What's the intuition behind fixpoints of monads NOT being the direct limit?

Question

Consider the following datatype:

data Foo = Halt | Iter Foo

This is the fixpoint of Maybe. It contains the direct limit of the sequence Void, Maybe Void, Maybe (Maybe Void) and so on, where pure is the injecting morphism. However, Foo has an element not covered by the direct limit, namely fix Iter.

Let me have another example:

data Bar = Bar Bar Bar

This is the fixpoint of Complex. Since Void, Complex Void, Complex (Complex Void) and so on are all homeomorphic to Void, the direct limit is also Void. However, Bar has an element, namely fix (join Bar).

So what's the mathematical justification of those "leftover" elements?

Answer 1

As was pointed out in the comments, these elements exist as a consequence of nontermination.

In a terminating language, or equivalently, in the category of sets, the initial algebra (least fixed point) of Maybe is Nat and the initial algebra of Complex (data Complex a = Complex a a) is the empty type Void. fix Iter and fix (join Complex) don't exist because fix is not definable in a terminating language.

With unrestricted nontermination, sets are no longer a good model of types because the infinite loop inhabits all types. A common alternative in that case are DCPOs or some similar order structure. In particular, the existence of bottom and of limits for increasing sequences are just what is needed to be able to define fix (via Kleene's theorem). So for example, in the case of data Nat = Z | S Nat, fix S is obtained as the limit of the sequence ⊥, S ⊥, S (S ⊥), S (S (S ⊥)), etc.
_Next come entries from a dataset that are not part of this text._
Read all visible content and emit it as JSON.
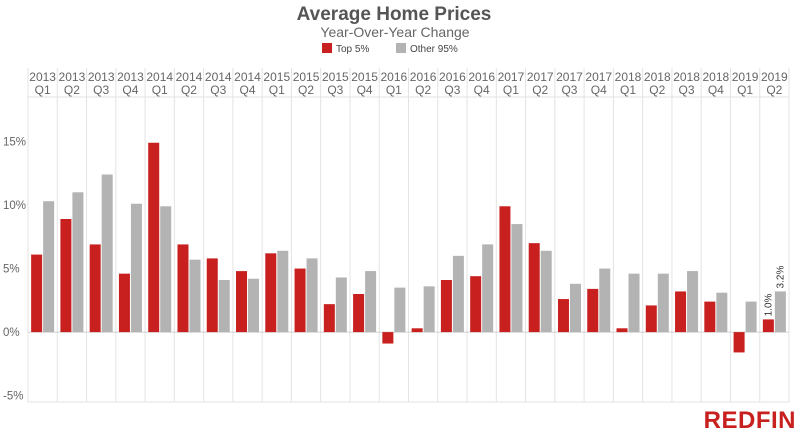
{
  "chart_data": {
    "type": "bar",
    "title": "Average Home Prices",
    "subtitle": "Year-Over-Year Change",
    "categories": [
      [
        "2013",
        "Q1"
      ],
      [
        "2013",
        "Q2"
      ],
      [
        "2013",
        "Q3"
      ],
      [
        "2013",
        "Q4"
      ],
      [
        "2014",
        "Q1"
      ],
      [
        "2014",
        "Q2"
      ],
      [
        "2014",
        "Q3"
      ],
      [
        "2014",
        "Q4"
      ],
      [
        "2015",
        "Q1"
      ],
      [
        "2015",
        "Q2"
      ],
      [
        "2015",
        "Q3"
      ],
      [
        "2015",
        "Q4"
      ],
      [
        "2016",
        "Q1"
      ],
      [
        "2016",
        "Q2"
      ],
      [
        "2016",
        "Q3"
      ],
      [
        "2016",
        "Q4"
      ],
      [
        "2017",
        "Q1"
      ],
      [
        "2017",
        "Q2"
      ],
      [
        "2017",
        "Q3"
      ],
      [
        "2017",
        "Q4"
      ],
      [
        "2018",
        "Q1"
      ],
      [
        "2018",
        "Q2"
      ],
      [
        "2018",
        "Q3"
      ],
      [
        "2018",
        "Q4"
      ],
      [
        "2019",
        "Q1"
      ],
      [
        "2019",
        "Q2"
      ]
    ],
    "series": [
      {
        "name": "Top 5%",
        "color": "#c8201e",
        "values": [
          6.1,
          8.9,
          6.9,
          4.6,
          14.9,
          6.9,
          5.8,
          4.8,
          6.2,
          5.0,
          2.2,
          3.0,
          -0.9,
          0.3,
          4.1,
          4.4,
          9.9,
          7.0,
          2.6,
          3.4,
          0.3,
          2.1,
          3.2,
          2.4,
          -1.6,
          1.0
        ]
      },
      {
        "name": "Other 95%",
        "color": "#b3b3b3",
        "values": [
          10.3,
          11.0,
          12.4,
          10.1,
          9.9,
          5.7,
          4.1,
          4.2,
          6.4,
          5.8,
          4.3,
          4.8,
          3.5,
          3.6,
          6.0,
          6.9,
          8.5,
          6.4,
          3.8,
          5.0,
          4.6,
          4.6,
          4.8,
          3.1,
          2.4,
          3.2
        ]
      }
    ],
    "ylim": [
      -5.5,
      18.5
    ],
    "yticks": [
      {
        "value": 15,
        "label": "15%"
      },
      {
        "value": 10,
        "label": "10%"
      },
      {
        "value": 5,
        "label": "5%"
      },
      {
        "value": 0,
        "label": "0%"
      },
      {
        "value": -5,
        "label": "-5%"
      }
    ],
    "annotations": [
      {
        "category_index": 25,
        "series": "Top 5%",
        "label": "1.0%"
      },
      {
        "category_index": 25,
        "series": "Other 95%",
        "label": "3.2%"
      }
    ],
    "grid": "vertical column separators",
    "legend_position": "top-center"
  },
  "brand": {
    "logo_text": "REDFIN",
    "color": "#c8201e"
  }
}
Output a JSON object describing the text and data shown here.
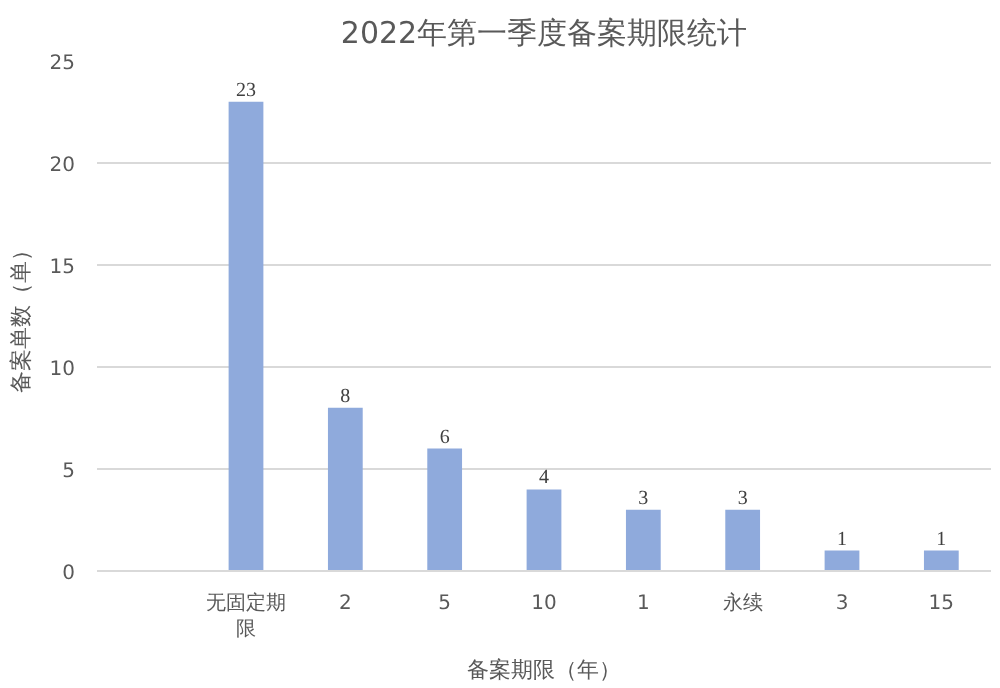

You do need to be careful about where the bottoms are. For example, in Haskell, Maybe a is a DCPO consisting of ⊥, Nothing, and Just x for x an inhabitant of a. You can also define a strict variant:

data SMaybe a
  = Nothing
  | Just !a

which as a DCPO contains ⊥, Nothing, and Just x for x a non-bottom inhabitant of a. In particular, the sequence ⊥, Just ⊥, Just (Just ⊥), etc. is no longer well-defined (or if you really want to give it a value, it would be constantly equal to ⊥), so you no longer get a way to construct an infinite sequence of Just, and indeed the initial algebra (least fixed point) of SMaybe only contains finite sequences of Just/S applied to Nothing/Z, and ⊥ alone.

Note that this is not restricted to lazy languages. DCPOs serve just as well to model strict languages. It's just that there is an explicit distinction between values and computations which makes things more obvious in a way. For example, the option type in ML

type 'a option = None | Some of 'a

corresponds to the set of values consisting of None and Some x for x in 'a. But the type unit -> 'a option is not a pure function from unit values to 'a option values. It is a function from unit to computations with result 'a option. A computation with result type t denotes an element of the lifted type {⊥} + t (i.e., either bottom or a value in t). So you can use unit -> _ as a type of thunks and encode everything that's going on in Haskell in a strict language.